March 14: International Marriage Day

It may be inappropriate to move on to non-earthquake topics, but it just so happens that I just now discovered that today is International Marriage Day in Japan.

I was reading about Philipp Franz von Siebold, the German physician who traveled extensively across Japan for eight years from the time of his arrival in 1823, playing a key role in teaching Europe about Japan upon his return. The wikipedia article also contains this section:

Since mixed marriages were forbidden, von Siebold “lived together” with his Japanese partner Kusumoto Taki (楠本滝). In 1827 Kusumoto Taki gave birth to their daughter, Oine. Von Siebold used to call his wife “Otakusa” and named a Hydrangea after her.

That made me wonder — if mixed marriages were forbidden during the Edo Period, when was the restriction lifted? It took very little research to see that this came on 14 March 1873 (Meiji 6), from which time marriages to foreigners were permitted — a copy of the issued order being shown below. Consequently, 14 March — today — is International Marriage Day (although it’s not widely recognized, and probably no better known than 15 March being Shoes Anniversary Day).

The first recorded international marriage took place on 27 January 1874 between Mr. Juro Miura and Ms. Crausentz Gertamier (accurate Roman alphabet spelling unknown) after they met while Miura’s studied in Germany. They were married at a church in Tsukiji in Tokyo.

Importantly, government approval was required for Japanese women to marry foreigners, and they lost their Japanese citizenship (bungen) upon marrying a foreigner. Similarly, foreign women acquired Japanese citizenship upon marrying a Japanese man. In the 1870s, Japan was still in the process of developing its legal system and the concept of citizenship and citizen were not yet clear. This was put into law by the Meiji Constitution and Citizenship Law that were both enacted in 1899, but the system remained essentially unchanged until 1916, when Japanese women only lost their Japanese citizenship if they acquired foreign citizenship.

7 thoughts on “March 14: International Marriage Day”

  1. “[Japanese women] lost their Japanese citizenship (bungen) upon marrying a foreigner.”

    Similar rules were also on the books in the US. Prior to 1922, women were considered to have the citizenship of their husbands, and so lost their US citizenship if they married foreigners (American men had no such restriction). This was amended in 1922 with the passage of the Cable Act, which allowed women to keep their US citizenship, but only if they married “alien[s] eligible to naturalization.” At that time, however, Asians were ineligible, so an American woman marrying an Asian man would still lose her citizenship.

    The Act was amended in 1931 to allow women married to ineligible aliens to keep their citizenship, and was repealed entirely in 1936.

  2. I understand that it was illegal in much of the USA to marry outside one’s racial group until the late 1940s.

  3. … BUT Pinkerton not only got himself married; he provided himself with an establishment — creating his menage in quite his own way and entirely for his own comfort.

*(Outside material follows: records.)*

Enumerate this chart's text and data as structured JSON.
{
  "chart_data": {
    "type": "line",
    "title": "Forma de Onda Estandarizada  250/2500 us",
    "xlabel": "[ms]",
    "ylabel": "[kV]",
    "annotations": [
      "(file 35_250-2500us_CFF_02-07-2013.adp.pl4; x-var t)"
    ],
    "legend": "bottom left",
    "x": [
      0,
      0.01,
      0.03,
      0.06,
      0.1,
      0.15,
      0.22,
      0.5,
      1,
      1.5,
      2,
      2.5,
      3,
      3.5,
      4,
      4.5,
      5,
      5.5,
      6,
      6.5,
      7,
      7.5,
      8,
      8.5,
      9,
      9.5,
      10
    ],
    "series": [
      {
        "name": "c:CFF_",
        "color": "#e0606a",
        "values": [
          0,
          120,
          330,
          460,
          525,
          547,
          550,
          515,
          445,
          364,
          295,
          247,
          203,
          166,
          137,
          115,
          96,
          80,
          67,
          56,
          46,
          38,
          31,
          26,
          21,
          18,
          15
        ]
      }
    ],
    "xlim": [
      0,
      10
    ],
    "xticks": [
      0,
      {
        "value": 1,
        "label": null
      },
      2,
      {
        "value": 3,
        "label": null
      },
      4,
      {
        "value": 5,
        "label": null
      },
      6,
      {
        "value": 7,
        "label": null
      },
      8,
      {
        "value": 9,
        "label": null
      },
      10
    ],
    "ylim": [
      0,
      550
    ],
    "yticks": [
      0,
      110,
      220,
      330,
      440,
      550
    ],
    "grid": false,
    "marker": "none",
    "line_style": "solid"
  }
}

    With the aid of a marriage-broker, he found both a wife and a house in which to keep her. This he leased for nine hundred and ninety-nine years. Not, he explained to his wife later, that he could hope for the felicity of residing there with her so long, but because, being a mere “barbarian,” he could not make other legal terms. He did not mention that the lease was determinable, nevertheless, at the end of any month, by the mere neglect to pay the rent. Details were distasteful to Pinkerton; besides, she would probably not appreciate the humor of this.

    Interesting article, Curzon. And the timing is interesting. John Luther Long’s “Madame Butterfly” (the short story from which I quote above) was written in 1898, but even the original version of the opera by Puccini wasn’t composed until 1904, after the Constitution and Citizen Law.

  4. One of the highest profile foreign marriages was that between George Dennison Morgan, nephew to the banking colossus J P Morgan, and Yuki Kato in 1904. Kato was from a good family fallen on hard times who was sold to Gion. When Morgan met her, she already had a patron at Kyoto University but he bought her out of contract for 40,000 yen. She lost her Japanese citizenship as a result of the marriage and the couple ended up in Paris. When Morgan died suddenly in Spain, a huge inheritance battle ensued, not least because Kato wasn’t recognized as an American citizen either. It appears she managed to win some claim to assets and eventually moved back to Kyoto as WWII broke out. She died in 1963 and is buried in a catholic plot on the grounds of Kinkakuji.